Uma fatalidade aconteceu em novembro de 1995. O cearense Francisco Nilson, 25 anos, foi vítima de uma bala perdida quando passeava na praia de Iracema, em Fortaleza. O rapaz ficou paralítico. Dez meses depois, o vaqueiro Marcus Antônio Araújo, 31, fez uma promessa. Entrou na Igreja Nossa Senhora do Patrocínio e pediu a Deus que fizesse seu irmão voltar a andar. Em agradecimento, viajaria do Ceará até o Santuário de Nossa Senhora Aparecida (SP), a cavalo. Ele não tinha dinheiro e muito menos o animal. Na saída da igreja foi abordado por uma vendedora de bilhetes que insistiu para que ele comprasse um jogo de R$ 3. Tinha só R$ 1 no bolso e, para ajudá-la, comprou uma raspadinha de R$ 0,50. Ganhou R$ 2 mil. Marcus interpretou “aquilo” como um aviso. Comprou um cavalo e resolveu pagar a promessa antes de receber a graça.

Montado em Sertanejo, um mangalarga marchador, saiu do Ceará rumo a São Paulo, em outubro de 1996, com R$ 200 no bolso. “Evitei a BR-116. Fui beirando as praias para não me perder.” O cavalo fazia 30 quilômetros por dia. Quando o dinheiro acabou, eles comiam o que as pessoas davam e dormiam onde era possível. “O importante era pagar a promessa.” Mas nem tudo saiu como esperava. Quando chegou ao Recife foi processado pela Associação Protetora dos Animais. “Para o órgão, a viagem era um desrespeito aos direitos dos animais. Queriam que eu deixasse o cavalo e cumprisse a promessa de bicicleta.” O caso foi parar na Justiça. Diante do conflito, o juiz Waldério Vasconcelos mandou examinar o cavalo. Alguns carrapatos foram encontrados e o vaqueiro foi condenado. “Tive de cuidar dos cavalos do haras da cidade por 30 dias. Depois, o juiz extinguiu minha pena e eu fui embora.”

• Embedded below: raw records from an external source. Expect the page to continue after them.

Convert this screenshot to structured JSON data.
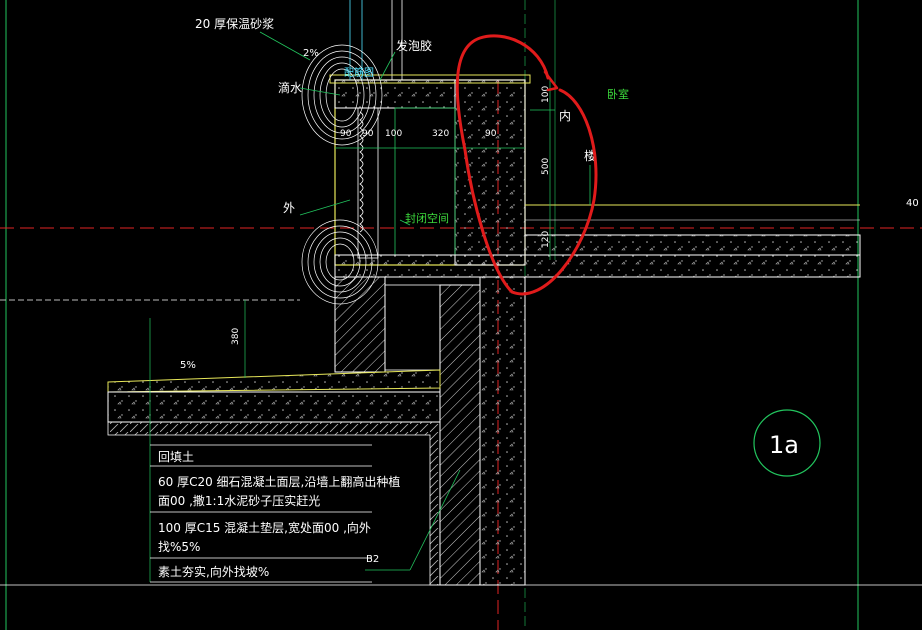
{
  "colors": {
    "background": "#000000",
    "line_white": "#ffffff",
    "line_green": "#22c55e",
    "line_yellow": "#e8e85a",
    "line_red": "#e02424",
    "line_cyan": "#4fe3ff",
    "markup_red": "#e01b1b"
  },
  "labels": {
    "insulation_mortar": "20 厚保温砂浆",
    "slope_top": "2%",
    "foam_glue": "发泡胶",
    "drip": "滴水",
    "bedroom": "卧室",
    "inside": "内",
    "floor": "楼",
    "outside": "外",
    "sealed_space": "封闭空间",
    "slope_ground": "5%",
    "ref_1a": "1a",
    "marker_40": "40",
    "pointer_b2": "B2",
    "cyan_tag": "配筋图"
  },
  "dimensions": {
    "d100_top": "100",
    "d500": "500",
    "d120": "120",
    "d90_left": "90",
    "d90_b": "90",
    "d100_mid": "100",
    "d320": "320",
    "d90_right": "90",
    "d380": "380"
  },
  "legend": {
    "row1": "回填土",
    "row2_line1": "60 厚C20 细石混凝土面层,沿墙上翻高出种植",
    "row2_line2": "面00 ,撒1:1水泥砂子压实赶光",
    "row3_line1": "100 厚C15 混凝土垫层,宽处面00 ,向外",
    "row3_line2": "找%5%",
    "row4": "素土夯实,向外找坡%"
  }
}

O vaqueiro e o cavalo pegaram de novo a estrada. Percorreram oito Estados. Mas, no Espírito Santo, Sertanejo caiu, quebrou a pata e foi sacrificado. O acidente virou notícia e Marcus ganhou de um fazendeiro outro manga-larga para terminar de cumprir a promessa. Foi com Corisco que ele chegou a Aparecida, em novembro de 1998, depois de percorrer mais de quatro mil quilômetros. Pagou a promessa, voltou para o Ceará de ônibus e deixou Corisco em Aparecida, com o fazendeiro Jorginho Mansur, que prometeu tomar conta do cavalo até que Marcus voltasse para buscá-lo. Há três semanas, ele saiu do Ceará com a intenção de publicar um livro sobre a promessa e levar Corisco. Desceu no Rio e foi assaltado na rodoviária. “Levaram até a cópia do livro”, lamentou. Mas não se deu por vencido. De carona, foi buscar Corisco. E qual foi a surpresa: “O fazendeiro o vendeu por R$ 350. Quero meu cavalo. Pretendo voltar para o Ceará nele.” Disse que vai brigar na Justiça. O jurista Damásio de Jesus avaliou o caso. “O que o fazendeiro fez se chama apropriação indébita. Vendeu o que não era dele. Se o cavalo for encontrado, a venda pode ser anulada. Se não, o rapaz tem direito a uma indenização.” Sobre o irmão, Marcus foi otimista: “Ele não voltou a andar com os pés, mas com o espírito. Vai se formar em química. Quer ser um Einstein e ganhar o Nobel. Se curou, viu que nada é impossível, nem mesmo para quem vive em uma cadeira de rodas.”